String/gauge duality and Penrose limit

Abstract

Berenstein, Maldacena, and Nastase have recently discovered a particular limit of AdS/CFT correspondence where string theory in a plane wave background is dual to a sector of $mathcal N =4$ SYM in a double scaling limit. It is based on the observation that a plane wave background can be obtained by taking Penrose limit of Anti de Sitter background. The corresponding gauge theory limit is identified via AdS/CFT dictionary. This proposal is especially exciting because string worldsheet theory in a plane wave background is exactly solvable, thereby opening a possibility that one can go beyond supergravity approximation. In the absence of string interactions, the duality made a remarkable prediction for anomalous dimension of gauge theory operators from exact free string spectrum, which was soon verified. In this thesis, we attempt to extend the duality to the interacting theory level. We propose that the correct holographic recipe is to identify the full string field theory Hamiltonian with the dilatation operator of gauge theory. In practice, we must find an identification map between string theory and gauge theory Hilbert spaces and evaluate matrix elements of the two operators accordingly. The requirement that the inner product should be preserved determines a unique identification map assuming that it is hermitian. We show that transition amplitudes of string field theory agree with matrix elements of dilatation operator under this preferred identification for states with two different impurities. We later extend it to states with arbitrary impurities.
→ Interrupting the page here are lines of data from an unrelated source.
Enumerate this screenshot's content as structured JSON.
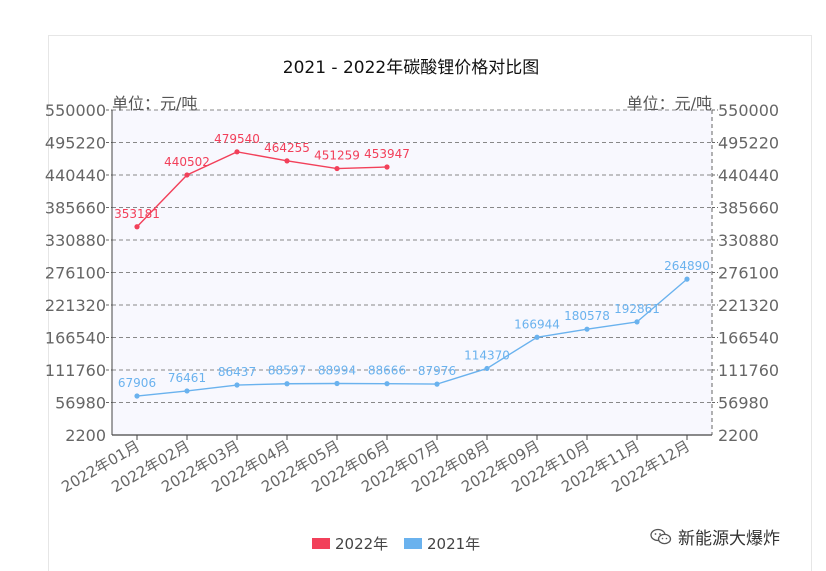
{
  "chart_data": {
    "type": "line",
    "title": "2021 - 2022年碳酸锂价格对比图",
    "unit_label_left": "单位：元/吨",
    "unit_label_right": "单位：元/吨",
    "ylim": [
      2200,
      550000
    ],
    "yticks": [
      550000,
      495220,
      440440,
      385660,
      330880,
      276100,
      221320,
      166540,
      111760,
      56980,
      2200
    ],
    "categories": [
      "2022年01月",
      "2022年02月",
      "2022年03月",
      "2022年04月",
      "2022年05月",
      "2022年06月",
      "2022年07月",
      "2022年08月",
      "2022年09月",
      "2022年10月",
      "2022年11月",
      "2022年12月"
    ],
    "grid": true,
    "legend_position": "bottom-center",
    "series": [
      {
        "name": "2022年",
        "color": "#f2405a",
        "values": [
          353181,
          440502,
          479540,
          464255,
          451259,
          453947,
          null,
          null,
          null,
          null,
          null,
          null
        ],
        "labels": [
          "353181",
          "440502",
          "479540",
          "464255",
          "451259",
          "453947"
        ]
      },
      {
        "name": "2021年",
        "color": "#6ab2ee",
        "values": [
          67906,
          76461,
          86437,
          88597,
          88994,
          88666,
          87976,
          114370,
          166944,
          180578,
          192861,
          264890
        ],
        "labels": [
          "67906",
          "76461",
          "86437",
          "88597",
          "88994",
          "88666",
          "87976",
          "114370",
          "166944",
          "180578",
          "192861",
          "264890"
        ]
      }
    ]
  },
  "watermark": {
    "text": "新能源大爆炸",
    "icon": "wechat-icon"
  }
}
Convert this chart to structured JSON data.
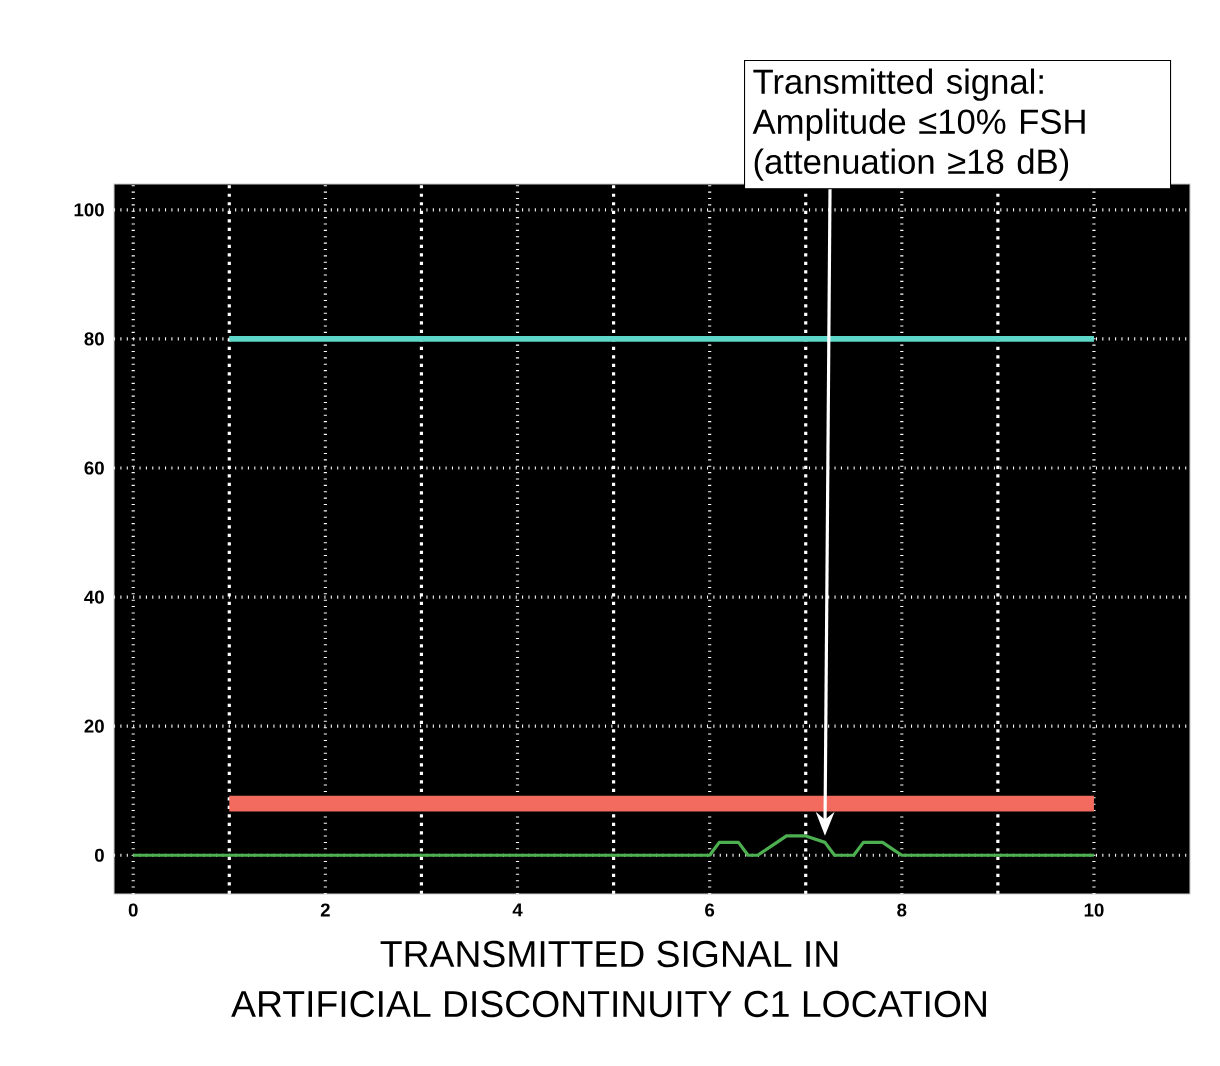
{
  "chart_data": {
    "type": "line",
    "title": "TRANSMITTED SIGNAL IN",
    "subtitle": "ARTIFICIAL DISCONTINUITY C1 LOCATION",
    "xlim": [
      -0.2,
      11
    ],
    "ylim": [
      -6,
      104
    ],
    "xticks": [
      0,
      2,
      4,
      6,
      8,
      10
    ],
    "yticks": [
      0,
      20,
      40,
      60,
      80,
      100
    ],
    "grid": true,
    "marker": "none",
    "line_style": "solid",
    "series": [
      {
        "color": "#5ed6c8",
        "x": [
          1,
          10
        ],
        "values": [
          80,
          80
        ]
      },
      {
        "color": "#f26b5e",
        "x": [
          1,
          10
        ],
        "values": [
          8,
          8
        ]
      },
      {
        "color": "#4caf50",
        "x": [
          0,
          6,
          6.1,
          6.3,
          6.4,
          6.5,
          6.7,
          6.8,
          7.0,
          7.2,
          7.3,
          7.5,
          7.6,
          7.8,
          7.9,
          8,
          10
        ],
        "values": [
          0,
          0,
          2,
          2,
          0,
          0,
          2,
          3,
          3,
          2,
          0,
          0,
          2,
          2,
          1,
          0,
          0
        ]
      }
    ],
    "annotations": [
      {
        "text": "Transmitted signal: Amplitude ≤10% FSH (attenuation ≥18 dB)",
        "x": 7.2,
        "y": 3
      }
    ]
  }
}
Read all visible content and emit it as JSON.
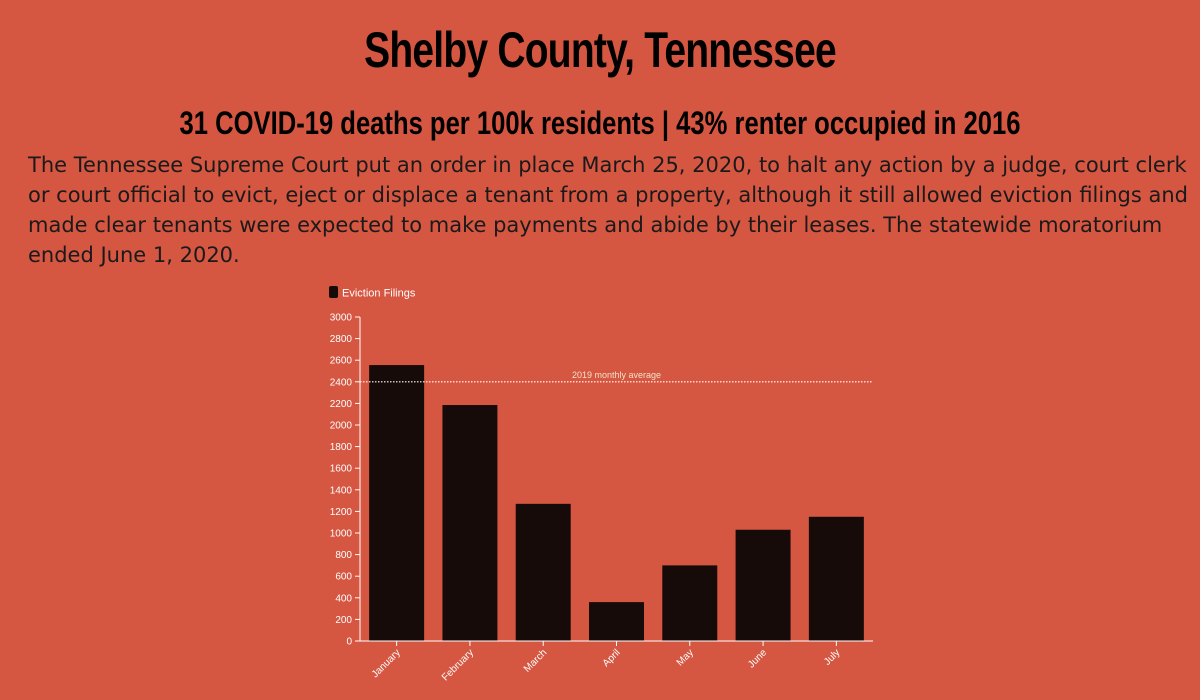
{
  "header": {
    "title": "Shelby County, Tennessee",
    "subtitle": "31 COVID-19 deaths per 100k residents | 43% renter occupied in 2016",
    "description": "The Tennessee Supreme Court put an order in place March 25, 2020, to halt any action by a judge, court clerk or court official to evict, eject or displace a tenant from a property, although it still allowed eviction filings and made clear tenants were expected to make payments and abide by their leases. The statewide moratorium ended June 1, 2020."
  },
  "colors": {
    "background": "#d55641",
    "bar": "#160b08",
    "axis": "#ffffff",
    "average_line": "#ffffff"
  },
  "chart_data": {
    "type": "bar",
    "categories": [
      "January",
      "February",
      "March",
      "April",
      "May",
      "June",
      "July"
    ],
    "series": [
      {
        "name": "Eviction Filings",
        "values": [
          2555,
          2185,
          1270,
          360,
          700,
          1030,
          1150
        ]
      }
    ],
    "reference_line": {
      "label": "2019 monthly average",
      "value": 2400
    },
    "ylim": [
      0,
      3000
    ],
    "yticks": [
      0,
      200,
      400,
      600,
      800,
      1000,
      1200,
      1400,
      1600,
      1800,
      2000,
      2200,
      2400,
      2600,
      2800,
      3000
    ],
    "legend_position": "top-left",
    "grid": false,
    "xlabel": "",
    "ylabel": ""
  }
}
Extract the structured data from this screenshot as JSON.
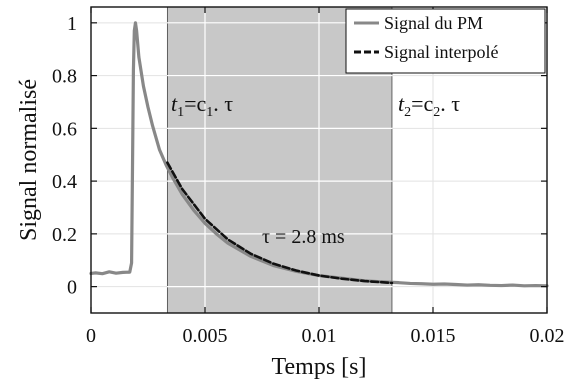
{
  "chart_data": {
    "type": "line",
    "title": "",
    "xlabel": "Temps [s]",
    "ylabel": "Signal normalisé",
    "xlim": [
      0,
      0.02
    ],
    "ylim": [
      -0.1,
      1.06
    ],
    "x_ticks": [
      0,
      0.005,
      0.01,
      0.015,
      0.02
    ],
    "x_tick_labels": [
      "0",
      "0.005",
      "0.01",
      "0.015",
      "0.02"
    ],
    "y_ticks": [
      0,
      0.2,
      0.4,
      0.6,
      0.8,
      1
    ],
    "y_tick_labels": [
      "0",
      "0.2",
      "0.4",
      "0.6",
      "0.8",
      "1"
    ],
    "grid": true,
    "legend_position": "top-right",
    "shaded_region": {
      "x_start": 0.00335,
      "x_end": 0.0132,
      "color": "#c8c8c8"
    },
    "annotations": {
      "t1": {
        "t": "t",
        "sub": "1",
        "eq": "=c",
        "sub2": "1",
        "rest": ". τ"
      },
      "t2": {
        "t": "t",
        "sub": "2",
        "eq": "=c",
        "sub2": "2",
        "rest": ". τ"
      },
      "tau": "τ = 2.8 ms"
    },
    "series": [
      {
        "name": "Signal du  PM",
        "color": "#888888",
        "style": "solid",
        "x": [
          0,
          0.0002,
          0.0005,
          0.0008,
          0.0011,
          0.0014,
          0.0017,
          0.00178,
          0.00182,
          0.00186,
          0.0019,
          0.00195,
          0.002,
          0.0021,
          0.0023,
          0.0025,
          0.0027,
          0.003,
          0.0033,
          0.0036,
          0.004,
          0.0045,
          0.005,
          0.0055,
          0.006,
          0.007,
          0.008,
          0.009,
          0.01,
          0.011,
          0.012,
          0.013,
          0.0135,
          0.014,
          0.0145,
          0.015,
          0.0155,
          0.016,
          0.0165,
          0.017,
          0.0175,
          0.018,
          0.0185,
          0.019,
          0.0195,
          0.02
        ],
        "y": [
          0.05,
          0.052,
          0.049,
          0.056,
          0.051,
          0.054,
          0.055,
          0.09,
          0.45,
          0.82,
          0.97,
          1.0,
          0.97,
          0.87,
          0.76,
          0.68,
          0.61,
          0.52,
          0.46,
          0.41,
          0.35,
          0.29,
          0.24,
          0.2,
          0.165,
          0.115,
          0.08,
          0.058,
          0.042,
          0.032,
          0.022,
          0.017,
          0.015,
          0.012,
          0.011,
          0.009,
          0.01,
          0.008,
          0.006,
          0.007,
          0.005,
          0.004,
          0.006,
          0.003,
          0.004,
          0.003
        ]
      },
      {
        "name": "Signal interpolé",
        "color": "#111111",
        "style": "dashed",
        "x": [
          0.00335,
          0.004,
          0.005,
          0.006,
          0.007,
          0.008,
          0.009,
          0.01,
          0.011,
          0.012,
          0.0132
        ],
        "y": [
          0.47,
          0.37,
          0.257,
          0.179,
          0.125,
          0.087,
          0.061,
          0.042,
          0.03,
          0.021,
          0.014
        ]
      }
    ]
  }
}
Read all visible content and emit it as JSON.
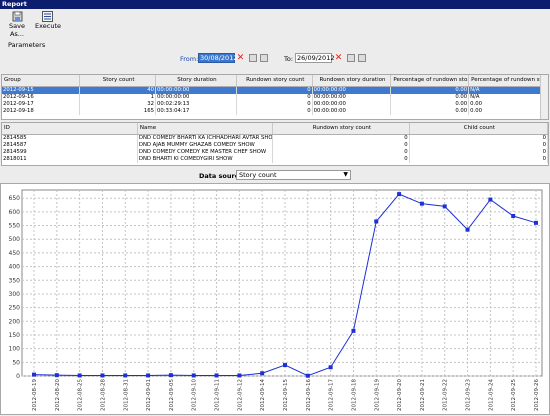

In doing so, we find a diagrammatic correspondence between string field theory and gauge theory Feynman diagrams thereby providing direct handles on the duality. Our proposal is $universal$ in the sense that it is applicable to any interaction type such as the open-closed interaction, and to all orders in $g_2$ and $l^prime$. Hopefully, this thesis will be a key step towards proving the novel duality and a beginning of an exciting journey to the stringy regime of string/gauge duality.